Friday, August 29, 2003

Landlocked Navy Dreams

After the plane crash, our teachers came round to check that we were OK. Mr Snowkey specifically said 'OK' because that was the way he always spoke. If he shouted at one of us he would always ask later whether we were OK. We all knew he did this because he had less confidence than we did. He shakily put his arm around one of the girls who pretended to be upset and then removed it in the confusion created in his head by his Liberal and Conservative parents. I was still wearing my really cool mirror shades and this seemed to throw Mr Snowkey a bit. Where another teacher would have told me to take them off he tried to tough it out and see through to my eyes but had to turn away. We loved him just the same because he let us drink beer - or more likely cider - at the school parties. At lunchtime we would sneak out to the pub across the street where the head girl lived. If she felt generous we would return with cold cider and swig it in the garden. If not we would make tea using an old sock and an antique teapot left by our temporary German Physics teacher when he went back to Hamburg.
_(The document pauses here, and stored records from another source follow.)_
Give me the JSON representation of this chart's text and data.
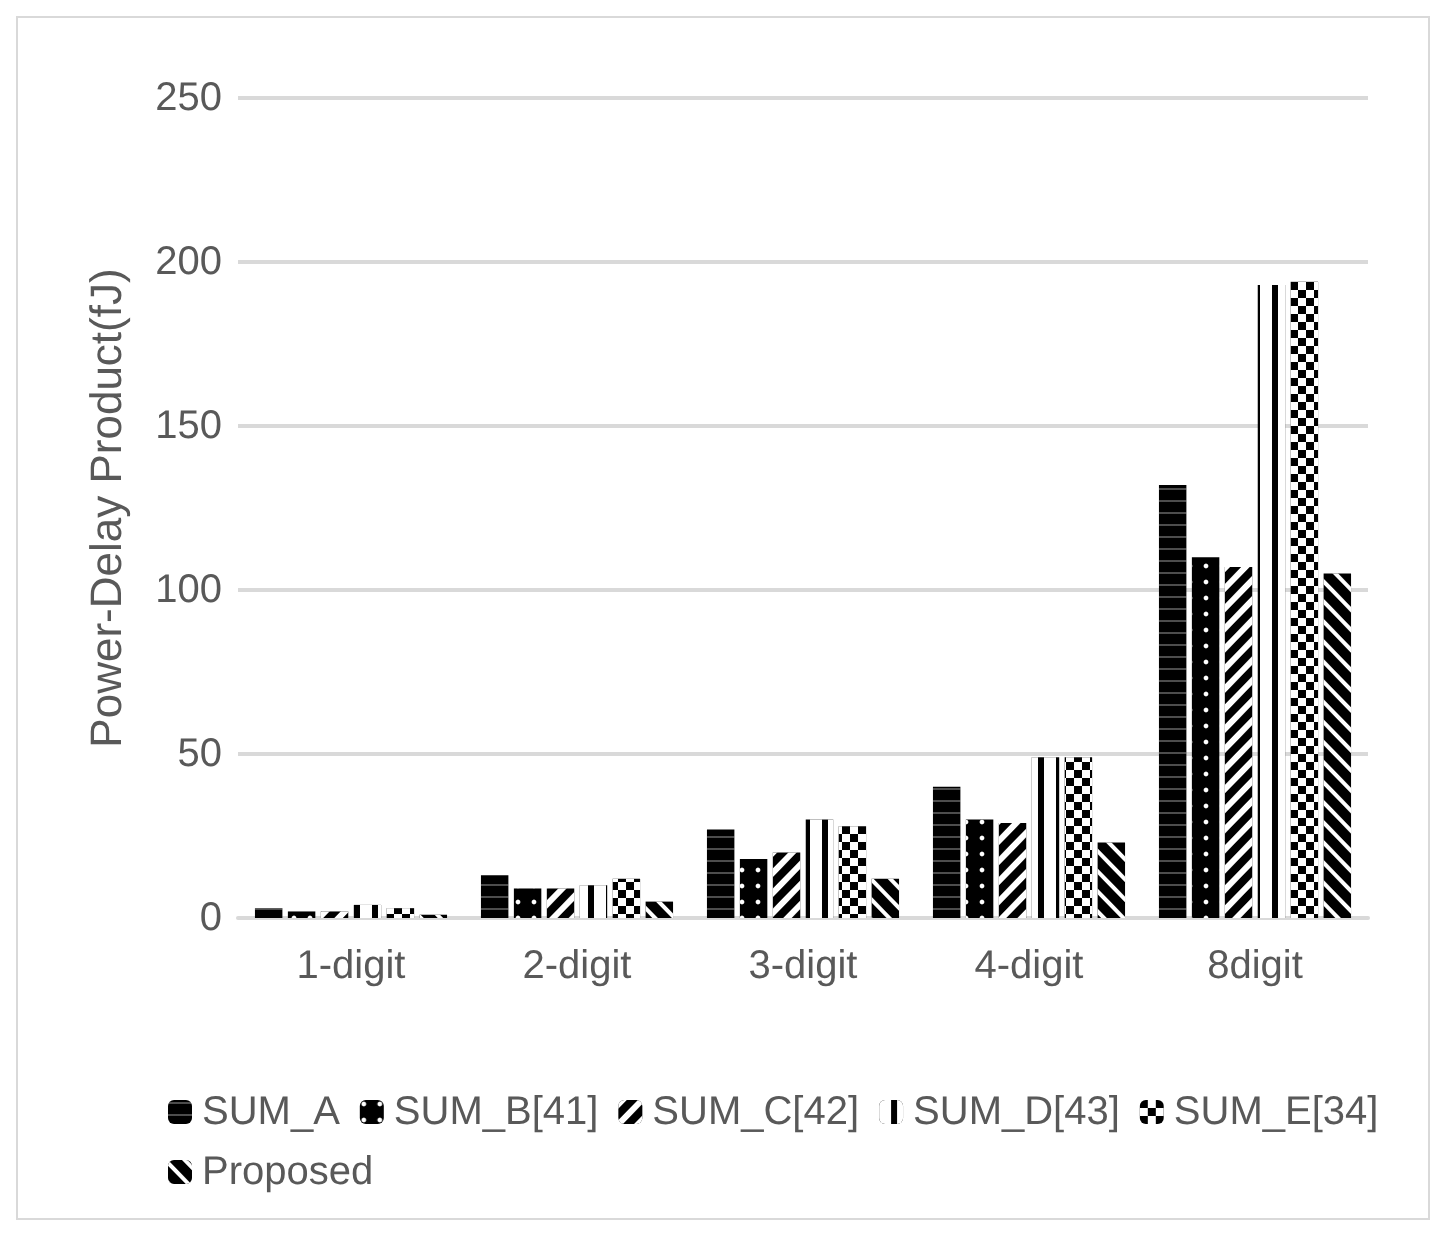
{
  "chart_data": {
    "type": "bar",
    "ylabel": "Power-Delay Product(fJ)",
    "categories": [
      "1-digit",
      "2-digit",
      "3-digit",
      "4-digit",
      "8digit"
    ],
    "series": [
      {
        "name": "SUM_A",
        "color": "#000000",
        "values": [
          3,
          13,
          27,
          40,
          132
        ]
      },
      {
        "name": "SUM_B[41]",
        "color": "#000000",
        "values": [
          2,
          9,
          18,
          30,
          110
        ]
      },
      {
        "name": "SUM_C[42]",
        "color": "#000000",
        "values": [
          2,
          9,
          20,
          29,
          107
        ]
      },
      {
        "name": "SUM_D[43]",
        "color": "#000000",
        "values": [
          4,
          10,
          30,
          49,
          193
        ]
      },
      {
        "name": "SUM_E[34]",
        "color": "#000000",
        "values": [
          3,
          12,
          28,
          49,
          194
        ]
      },
      {
        "name": "Proposed",
        "color": "#000000",
        "values": [
          1,
          5,
          12,
          23,
          105
        ]
      }
    ],
    "ylim": [
      0,
      250
    ],
    "yticks": [
      0,
      50,
      100,
      150,
      200,
      250
    ],
    "grid": "y",
    "legend": "bottom"
  }
}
All the best teachers are the ones of your own age though occasionally you must get a good one who is a bit like a favourite uncle and says 'mate' a lot. At our school this was Mr Jones (his real name possibly) who had been the source of several rumours about inappropriate behaviour with female pupils and still we liked him, especially the girls. Svengali or Slightly bedraggled uncle? I chose then but you can never see him so you will never know. Knoxxy Eugenia loved him and still does. He once caught a group of us with gunpowder we had made using the relevant ingredients found in the old science lab. Rather than turn us in to the head master, he helped us light it and though the bang was pitiful, we all remembered it as much louder, probably because it had been set off by a teacher.
I have no idea where he is now and no idea why he is here in this story apart from Knoxxy being besotted with him. At the age she was then, she was easily swayed in one direction or another and Mr Jones was a cinch.

I like this story. Knoxxy Eugenia is joining up everything though she is not in the plane crash stuff. I could just lie back with my eyes closed and try and find where she was when the plane crashed. She would obviously like to think that she was the cause and had brought the machine down just by thinking it but that is just her. I want to make up a poem just for her at that moment. I know she was outside, probably under a tree somewhere with a book. She will say that she read about a plane crashing just as we heard the first crumps of the engine failing but I know she was still reading The Kon Tiki Expedition. Just the thought of reading under a tree makes me so happy now. We did it all the time at school and never thought about how lucky we were. To be able to do that now would be so wonderful. Did Knoxxy Eugenia cause the plane crash. It really happened. I will find you the number. Find me a tree with a broadband connection.

Disabled by the light, we make our way to the shop. We have our own pathway and only we are allowed out. The younger children think it is unfair that they cannot use this path at break times and so did we. We do not realise the responsibilities that our guardians have towards us. We just think that they want to be horrible to us. They think of us dead in ditches while we just think of the sweet shop at the other end. It is a pleasant walk at any time of year but now, with the trees fully greened up, it is heaven. Even we realise this between our thoughts about girls and boys and confectionery. We think we are so cool and maybe, in this small county we are. We are to young to love anyone properly but we think we love each other. This is just the season making its way into our heads. The sun dapples the ground and tries to shake us awake but this is England before we worried about anything. The weather has no chance with us and we will live for years before the darkness of the rest of the world sneaks into our minds. In the future we will think back to these days just to help us get to sleep when all the illness and despair gets too much.

The music is just the sounds of the last great, undiscovered country, the birdsong and the wind in the trees. In the distance, there is the fingerprint of this part of the world, the gentle roar that we could record and analyse to determine its source better than any satellite navigation. There are farm machines in the distance and the occasional swoosh of a car on the main road. The weir on the river adds its own white noise. We top off the sound with giggles and happiness. We are the teachers' grand design for the world and will take all their prejudice and dislikes out to rule the world.